Machine Learning Attack and Defense on Voltage Over-scaling-based Lightweight Authentication

TL;DR

This paper investigates machine learning attacks on a voltage over-scaling-based lightweight authentication protocol for IoT devices and proposes a dynamic obfuscation method to enhance its resistance against such attacks.

Contribution

It introduces a novel ML attack model on VOS-based authentication and proposes a dynamic obfuscation mechanism to significantly improve security against these attacks.

Findings

ML models can clone VOS authentication with up to 99.65% accuracy.

The proposed DOMK reduces ML prediction accuracy to below 51.2%.

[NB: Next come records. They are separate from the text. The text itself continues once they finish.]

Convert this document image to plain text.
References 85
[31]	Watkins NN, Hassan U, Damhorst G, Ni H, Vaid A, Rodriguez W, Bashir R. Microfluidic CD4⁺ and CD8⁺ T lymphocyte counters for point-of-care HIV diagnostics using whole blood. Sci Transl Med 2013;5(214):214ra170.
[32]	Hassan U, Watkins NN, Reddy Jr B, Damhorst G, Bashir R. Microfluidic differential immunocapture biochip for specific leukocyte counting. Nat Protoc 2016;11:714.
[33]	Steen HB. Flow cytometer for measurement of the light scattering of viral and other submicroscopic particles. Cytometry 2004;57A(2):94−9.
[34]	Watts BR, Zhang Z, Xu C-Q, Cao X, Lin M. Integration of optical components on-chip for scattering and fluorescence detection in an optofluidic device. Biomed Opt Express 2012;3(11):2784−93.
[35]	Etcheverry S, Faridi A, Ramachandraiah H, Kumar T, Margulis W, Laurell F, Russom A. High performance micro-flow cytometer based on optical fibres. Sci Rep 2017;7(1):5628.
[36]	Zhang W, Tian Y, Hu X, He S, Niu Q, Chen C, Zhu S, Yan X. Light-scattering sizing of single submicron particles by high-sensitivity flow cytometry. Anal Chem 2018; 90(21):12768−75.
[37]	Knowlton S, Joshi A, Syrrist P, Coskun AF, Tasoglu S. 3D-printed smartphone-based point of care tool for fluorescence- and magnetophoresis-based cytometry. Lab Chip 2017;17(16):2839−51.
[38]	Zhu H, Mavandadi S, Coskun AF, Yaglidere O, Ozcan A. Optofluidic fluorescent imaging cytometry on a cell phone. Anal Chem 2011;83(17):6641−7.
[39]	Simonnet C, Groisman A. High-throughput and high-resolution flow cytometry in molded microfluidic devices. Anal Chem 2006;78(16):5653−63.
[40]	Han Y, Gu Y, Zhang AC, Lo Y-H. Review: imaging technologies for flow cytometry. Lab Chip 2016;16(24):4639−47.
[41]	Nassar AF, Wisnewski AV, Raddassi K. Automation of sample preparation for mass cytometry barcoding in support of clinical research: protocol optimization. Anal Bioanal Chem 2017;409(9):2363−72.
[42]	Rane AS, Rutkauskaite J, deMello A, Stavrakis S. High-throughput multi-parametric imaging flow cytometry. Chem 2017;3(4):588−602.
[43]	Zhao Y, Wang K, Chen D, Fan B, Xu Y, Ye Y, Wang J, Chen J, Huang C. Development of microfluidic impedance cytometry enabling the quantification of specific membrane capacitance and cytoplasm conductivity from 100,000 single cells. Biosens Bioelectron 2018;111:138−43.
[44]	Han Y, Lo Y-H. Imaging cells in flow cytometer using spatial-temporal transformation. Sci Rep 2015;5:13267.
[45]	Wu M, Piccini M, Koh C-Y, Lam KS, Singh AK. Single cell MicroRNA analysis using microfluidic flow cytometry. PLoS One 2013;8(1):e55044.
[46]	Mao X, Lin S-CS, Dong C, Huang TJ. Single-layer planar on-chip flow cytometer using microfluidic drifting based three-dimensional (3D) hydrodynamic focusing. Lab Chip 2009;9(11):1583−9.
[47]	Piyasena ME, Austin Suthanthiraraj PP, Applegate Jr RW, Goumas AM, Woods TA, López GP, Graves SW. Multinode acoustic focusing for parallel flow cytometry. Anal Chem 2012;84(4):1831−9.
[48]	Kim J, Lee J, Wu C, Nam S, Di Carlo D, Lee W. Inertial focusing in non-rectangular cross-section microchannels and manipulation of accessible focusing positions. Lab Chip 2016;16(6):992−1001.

The method enhances security of lightweight IoT authentication protocols.

Abstract

It is a challenging task to deploy lightweight security protocols in resource-constrained IoT applications. A hardware-oriented lightweight authentication protocol based on device signature generated during voltage over-scaling (VOS) was recently proposed to address this issue. VOS-based authentication employs the computation unit such as adders to generate the process variation dependent error which is combined with secret keys to create a two-factor authentication protocol. In this paper, machine learning (ML)-based modeling attacks to break such authentication is presented. We also propose a dynamic obfuscation mechanism based on keys (DOMK) for the VOS-based authentication to resist ML attacks. Experimental results show that ANN, RNN and CMA-ES can clone the challenge-response behavior of VOS-based authentication with up to 99.65% predication accuracy, while the predication accuracy is less than 51.2% after deploying our proposed ML resilient technique.